This new model code provides practical information on how to manage health and safety risks associated with respirable crystalline silica from engineered stone.
Safe Work Australia has published new guidance on how to manage the risks to workers’ health from hazardous silica dust contained in engineered stone.
Safe Work Australia Chief Executive Officer Michelle Baxter said the publication of the model Code of Practice: Managing the risks of respirable crystalline silica from engineered stone in the workplace plays an important role in stopping workers developing silicosis.
“Silicosis is a serious lung disease that can be fatal. All workers have the right to a healthy and safe working environment and no workplace death or injury is acceptable.”
“Occupational lung disease and silicosis continues to be a major work health and safety concern in Australia.”
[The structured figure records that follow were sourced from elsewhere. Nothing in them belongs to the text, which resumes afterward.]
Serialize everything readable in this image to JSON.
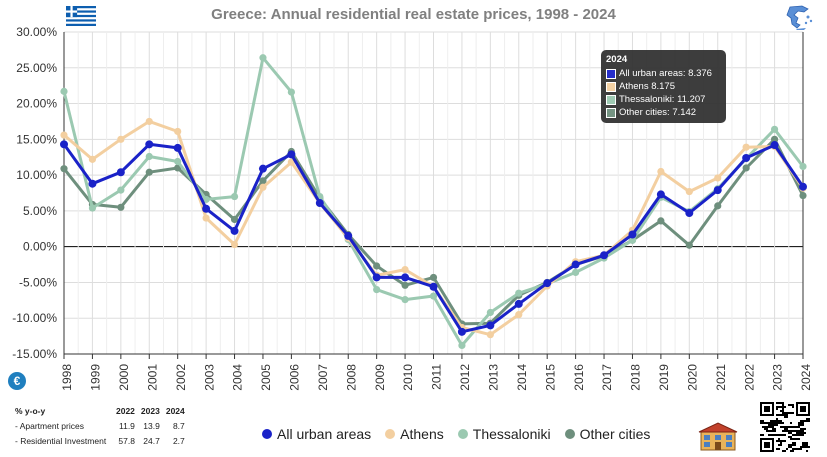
{
  "title": "Greece: Annual residential real estate prices, 1998 - 2024",
  "icons": {
    "flag": "greece-flag-icon",
    "map": "greece-map-icon",
    "info": "info-icon",
    "house": "house-icon",
    "qr": "qr-code-icon"
  },
  "info_glyph": "€",
  "chart_data": {
    "type": "line",
    "x": [
      1998,
      1999,
      2000,
      2001,
      2002,
      2003,
      2004,
      2005,
      2006,
      2007,
      2008,
      2009,
      2010,
      2011,
      2012,
      2013,
      2014,
      2015,
      2016,
      2017,
      2018,
      2019,
      2020,
      2021,
      2022,
      2023,
      2024
    ],
    "xticklabels": [
      "1998",
      "1999",
      "2000",
      "2001",
      "2002",
      "2003",
      "2004",
      "2005",
      "2006",
      "2007",
      "2008",
      "2009",
      "2010",
      "2011",
      "2012",
      "2013",
      "2014",
      "2015",
      "2016",
      "2017",
      "2018",
      "2019",
      "2020",
      "2021",
      "2022",
      "2023",
      "2024"
    ],
    "ylim": [
      -15,
      30
    ],
    "yticks": [
      -15,
      -10,
      -5,
      0,
      5,
      10,
      15,
      20,
      25,
      30
    ],
    "yticklabels": [
      "-15.00%",
      "-10.00%",
      "-5.00%",
      "0.00%",
      "5.00%",
      "10.00%",
      "15.00%",
      "20.00%",
      "25.00%",
      "30.00%"
    ],
    "grid": true,
    "legend_position": "bottom",
    "series": [
      {
        "name": "Other cities",
        "color": "#6e8f7d",
        "values": [
          10.9,
          5.9,
          5.5,
          10.4,
          11.0,
          7.3,
          3.8,
          9.2,
          13.3,
          6.8,
          1.7,
          -2.7,
          -5.4,
          -4.3,
          -10.8,
          -10.7,
          -6.8,
          -5.0,
          -2.5,
          -1.3,
          0.9,
          3.6,
          0.2,
          5.7,
          11.0,
          15.0,
          7.142
        ]
      },
      {
        "name": "Thessaloniki",
        "color": "#9bc9b1",
        "values": [
          21.7,
          5.4,
          7.9,
          12.6,
          11.9,
          6.6,
          7.0,
          26.4,
          21.6,
          7.0,
          1.0,
          -6.0,
          -7.4,
          -6.9,
          -13.8,
          -9.2,
          -6.5,
          -5.2,
          -3.6,
          -1.6,
          0.9,
          6.9,
          4.9,
          8.1,
          12.3,
          16.4,
          11.207
        ]
      },
      {
        "name": "Athens",
        "color": "#f3cfa0",
        "values": [
          15.6,
          12.2,
          15.0,
          17.5,
          16.1,
          4.0,
          0.3,
          8.3,
          11.8,
          6.1,
          1.2,
          -4.0,
          -3.2,
          -5.6,
          -11.3,
          -12.3,
          -9.5,
          -5.5,
          -2.1,
          -1.2,
          2.3,
          10.5,
          7.7,
          9.6,
          13.9,
          14.0,
          8.175
        ]
      },
      {
        "name": "All urban areas",
        "color": "#1a22c8",
        "values": [
          14.3,
          8.8,
          10.4,
          14.3,
          13.8,
          5.3,
          2.2,
          10.9,
          12.9,
          6.1,
          1.5,
          -4.3,
          -4.3,
          -5.6,
          -11.9,
          -11.0,
          -8.0,
          -5.1,
          -2.5,
          -1.2,
          1.7,
          7.3,
          4.7,
          7.9,
          12.4,
          14.2,
          8.376
        ]
      }
    ],
    "legend_order": [
      "All urban areas",
      "Athens",
      "Thessaloniki",
      "Other cities"
    ]
  },
  "tooltip": {
    "title": "2024",
    "rows": [
      {
        "label": "All urban areas: 8.376",
        "color": "#1a22c8"
      },
      {
        "label": "Athens  8.175",
        "color": "#f3cfa0"
      },
      {
        "label": "Thessaloniki: 11.207",
        "color": "#9bc9b1"
      },
      {
        "label": "Other cities: 7.142",
        "color": "#6e8f7d"
      }
    ]
  },
  "stats_table": {
    "header": [
      "% y-o-y",
      "2022",
      "2023",
      "2024"
    ],
    "rows": [
      [
        "- Apartment prices",
        "11.9",
        "13.9",
        "8.7"
      ],
      [
        "- Residential Investment",
        "57.8",
        "24.7",
        "2.7"
      ]
    ]
  }
}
“The Occupational lung diseases in Australia 2006-2019 report highlighted a substantial increase in silicosis in those who work with engineered stone.”
The model Code aims to help persons conducting a business or undertaking (PCBUs) understand their specific WHS duties for working with engineered stone and provides information about how to protect their workers from exposure to silica dust.
“Not all hazards in the workplace are visible. Silica dust from engineered stone can be invisible to the naked eye but can cause serious lung disease”, said Ms Baxter.
“It’s incredibly important to know what hazards exist in your workplace and how to eliminate or manage them.”
The model Code of Practice: Managing the risks of respirable crystalline silica from engineered stone in the workplace is available on the Safe Work Australia website.
The model Code of Practice has been agreed by Safe Work Australia Members and all ministers with responsibility for work, health and safety.
To have legal effect in a jurisdiction, the model Code of Practice must be approved as a code of practice in that jurisdiction. To determine if this model Code of Practice has been approved as a code of practice in a particular jurisdiction, check with your WHS regulator.